Speaking of Miss Badu…
…the only place that “Jimi Was A Rock Star” took us was to the apex of Erykah slander. I’m not even going to try and defend this one.
Taking this all into consideration, on the opinion that Electric Circus is not a wholly authentic Hip-Hop album, I’d have to agree. There were elements of it, sure. But this isn’t that definably “real Hip-Hop” as found in the early 2000s.
Now, let’s mix things up and play a fun time Hip-Hop activity!
God’s Son. The Blueprint 2. Paid tha Cost 2 Be da Bo$$. Electric Circus. The Eminem Show. Better Dayz.
Ok, kids…which one doesn’t fit with the others? Hint: It rhymes with Shelectric Shircus.

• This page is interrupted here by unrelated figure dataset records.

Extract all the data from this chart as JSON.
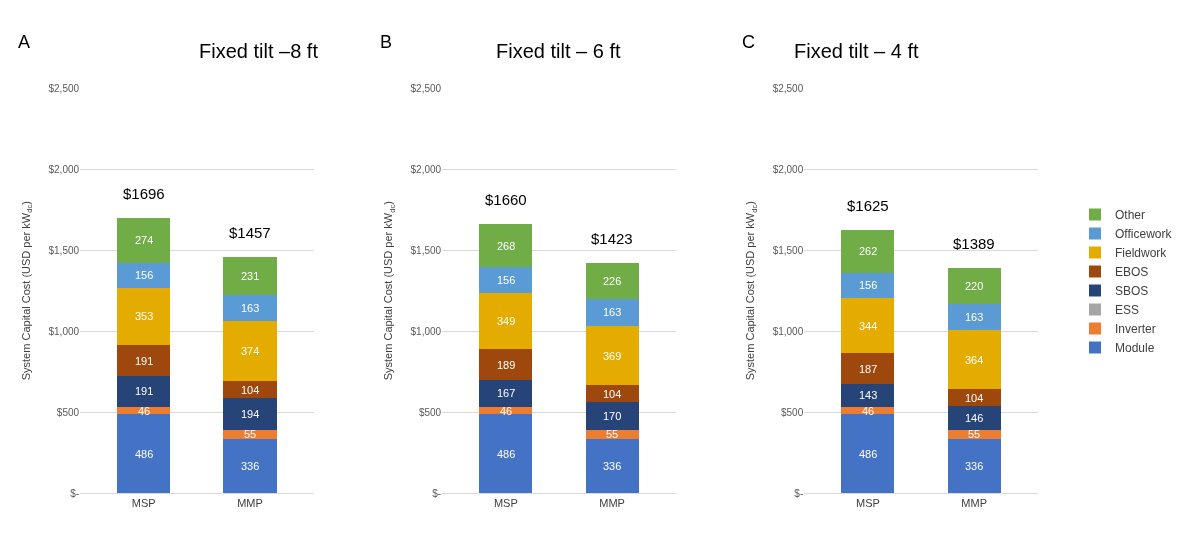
{
  "chart_data": [
    {
      "type": "bar",
      "title": "Fixed tilt –8 ft",
      "annotations": [
        "A"
      ],
      "ylabel": "System Capital Cost (USD per kW$_{dc}$)",
      "categories": [
        "MSP",
        "MMP"
      ],
      "stacked": true,
      "ylim": [
        0,
        2500
      ],
      "yticks": [
        {
          "value": 0,
          "label": "$-"
        },
        {
          "value": 500,
          "label": "$500"
        },
        {
          "value": 1000,
          "label": "$1,000"
        },
        {
          "value": 1500,
          "label": "$1,500"
        },
        {
          "value": 2000,
          "label": "$2,000"
        },
        {
          "value": 2500,
          "label": "$2,500"
        }
      ],
      "grid": "y",
      "legend": false,
      "totals": [
        "$1696",
        "$1457"
      ],
      "series": [
        {
          "color": "#4472c4",
          "values": [
            486,
            336
          ],
          "value_labels": [
            "486",
            "336"
          ]
        },
        {
          "color": "#ed7d31",
          "values": [
            46,
            55
          ],
          "value_labels": [
            "46",
            "55"
          ]
        },
        {
          "color": "#a5a5a5",
          "values": [
            0,
            0
          ],
          "value_labels": [
            null,
            null
          ]
        },
        {
          "color": "#264478",
          "values": [
            191,
            194
          ],
          "value_labels": [
            "191",
            "194"
          ]
        },
        {
          "color": "#9e480e",
          "values": [
            191,
            104
          ],
          "value_labels": [
            "191",
            "104"
          ]
        },
        {
          "color": "#e5ac00",
          "values": [
            353,
            374
          ],
          "value_labels": [
            "353",
            "374"
          ]
        },
        {
          "color": "#5b9bd5",
          "values": [
            156,
            163
          ],
          "value_labels": [
            "156",
            "163"
          ]
        },
        {
          "color": "#70ad47",
          "values": [
            274,
            231
          ],
          "value_labels": [
            "274",
            "231"
          ]
        }
      ]
    },
    {
      "type": "bar",
      "title": "Fixed tilt – 6 ft",
      "annotations": [
        "B"
      ],
      "ylabel": "System Capital Cost (USD per kW$_{dc}$)",
      "categories": [
        "MSP",
        "MMP"
      ],
      "stacked": true,
      "ylim": [
        0,
        2500
      ],
      "yticks": [
        {
          "value": 0,
          "label": "$-"
        },
        {
          "value": 500,
          "label": "$500"
        },
        {
          "value": 1000,
          "label": "$1,000"
        },
        {
          "value": 1500,
          "label": "$1,500"
        },
        {
          "value": 2000,
          "label": "$2,000"
        },
        {
          "value": 2500,
          "label": "$2,500"
        }
      ],
      "grid": "y",
      "legend": false,
      "totals": [
        "$1660",
        "$1423"
      ],
      "series": [
        {
          "color": "#4472c4",
          "values": [
            486,
            336
          ],
          "value_labels": [
            "486",
            "336"
          ]
        },
        {
          "color": "#ed7d31",
          "values": [
            46,
            55
          ],
          "value_labels": [
            "46",
            "55"
          ]
        },
        {
          "color": "#a5a5a5",
          "values": [
            0,
            0
          ],
          "value_labels": [
            null,
            null
          ]
        },
        {
          "color": "#264478",
          "values": [
            167,
            170
          ],
          "value_labels": [
            "167",
            "170"
          ]
        },
        {
          "color": "#9e480e",
          "values": [
            189,
            104
          ],
          "value_labels": [
            "189",
            "104"
          ]
        },
        {
          "color": "#e5ac00",
          "values": [
            349,
            369
          ],
          "value_labels": [
            "349",
            "369"
          ]
        },
        {
          "color": "#5b9bd5",
          "values": [
            156,
            163
          ],
          "value_labels": [
            "156",
            "163"
          ]
        },
        {
          "color": "#70ad47",
          "values": [
            268,
            226
          ],
          "value_labels": [
            "268",
            "226"
          ]
        }
      ]
    },
    {
      "type": "bar",
      "title": "Fixed tilt – 4 ft",
      "annotations": [
        "C"
      ],
      "ylabel": "System Capital Cost (USD per kW$_{dc}$)",
      "categories": [
        "MSP",
        "MMP"
      ],
      "stacked": true,
      "ylim": [
        0,
        2500
      ],
      "yticks": [
        {
          "value": 0,
          "label": "$-"
        },
        {
          "value": 500,
          "label": "$500"
        },
        {
          "value": 1000,
          "label": "$1,000"
        },
        {
          "value": 1500,
          "label": "$1,500"
        },
        {
          "value": 2000,
          "label": "$2,000"
        },
        {
          "value": 2500,
          "label": "$2,500"
        }
      ],
      "grid": "y",
      "legend": "right",
      "totals": [
        "$1625",
        "$1389"
      ],
      "series": [
        {
          "name": "Module",
          "color": "#4472c4",
          "values": [
            486,
            336
          ],
          "value_labels": [
            "486",
            "336"
          ]
        },
        {
          "name": "Inverter",
          "color": "#ed7d31",
          "values": [
            46,
            55
          ],
          "value_labels": [
            "46",
            "55"
          ]
        },
        {
          "name": "ESS",
          "color": "#a5a5a5",
          "values": [
            0,
            0
          ],
          "value_labels": [
            null,
            null
          ]
        },
        {
          "name": "SBOS",
          "color": "#264478",
          "values": [
            143,
            146
          ],
          "value_labels": [
            "143",
            "146"
          ]
        },
        {
          "name": "EBOS",
          "color": "#9e480e",
          "values": [
            187,
            104
          ],
          "value_labels": [
            "187",
            "104"
          ]
        },
        {
          "name": "Fieldwork",
          "color": "#e5ac00",
          "values": [
            344,
            364
          ],
          "value_labels": [
            "344",
            "364"
          ]
        },
        {
          "name": "Officework",
          "color": "#5b9bd5",
          "values": [
            156,
            163
          ],
          "value_labels": [
            "156",
            "163"
          ]
        },
        {
          "name": "Other",
          "color": "#70ad47",
          "values": [
            262,
            220
          ],
          "value_labels": [
            "262",
            "220"
          ]
        }
      ]
    }
  ]
}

If you guessed Electric Circus, not only are you smarter than a 5th grader, but you recognize that this album was an odd concoction of genres, creating something wholly unfamiliar. (amiright?!)
And that’s just it. Think about the giant piano-playing elephant in the room post-Robert Glasper Grammy nomination. Black Radio is up for…R&B Album of the Year? That makes absolutely no sense. This is the issue facing every artist that decides to step outside of the theoretical box (especially of those categorized as “urban” | read: black). People just don’t know what to do with it. The major difference between Black Radio and Electric Circus is that Rob dropped his album at a time when it was actually cool to be different.

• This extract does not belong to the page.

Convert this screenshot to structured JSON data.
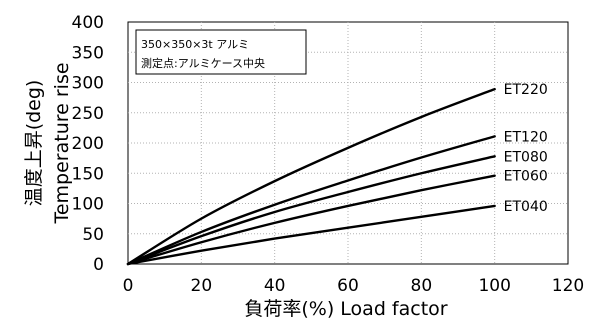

Once you take Electric Circus outside of this (cliché) Hip-Hop framework, you get an entirely different album. Now we’re talking about a project that captured the rock/rap hybrid movement. We’re talking about a project that gave us the earliest stages of electronic soul. We’re talking about a project that redefined socially acceptable topics in Hip-Hop. Hell, even “Jimi Was A Rock Star” is defensible when removed from the shackles of contemporary Hip-Hop thought. We’re talking about a project so far ahead of its time that people are JUST starting to make the music it birthed. Whenever I hear someone praise Flying Lotus, Thundercat, Quadron, The Internet, Shafiq Husayn, Erykah post-Worldwide Underground (and like a million other artists) etc., I laugh, because, at least, part of their work has elements of what was done on the oft-criticized Electric Circus. There’s a reason that I’ve called The Roots (in this case, specifically executive producer Questlove) the Miles Davis of our modern generation. Sometimes, their vision is just beyond comprehension, only to be understood years after the fact.
I hope that somewhere in my rambling you were able to connect with what I’m saying. Electric Circus could have been the missing link in music. It could have redirected the entire trajectory of popular sound. This, I truly believe. Unfortunately, it came out too early and we simply weren’t ready. Its influence can be heard on some of the most critically-acclaimed, but underperforming projects of the present. Maybe not the result I would want, but progress nonetheless. All those involved with this album were of the mindset that music is just music, and accordingly you got something that was far beyond the parameters given to urban male artists of that era. Common displayed a courage unmatched by perhaps any other “rapper” I’ve seen to date. For that he will forever get my respect. Hopefully, today we’re starting to understand the genius of Electric Circus, ten years after the fact.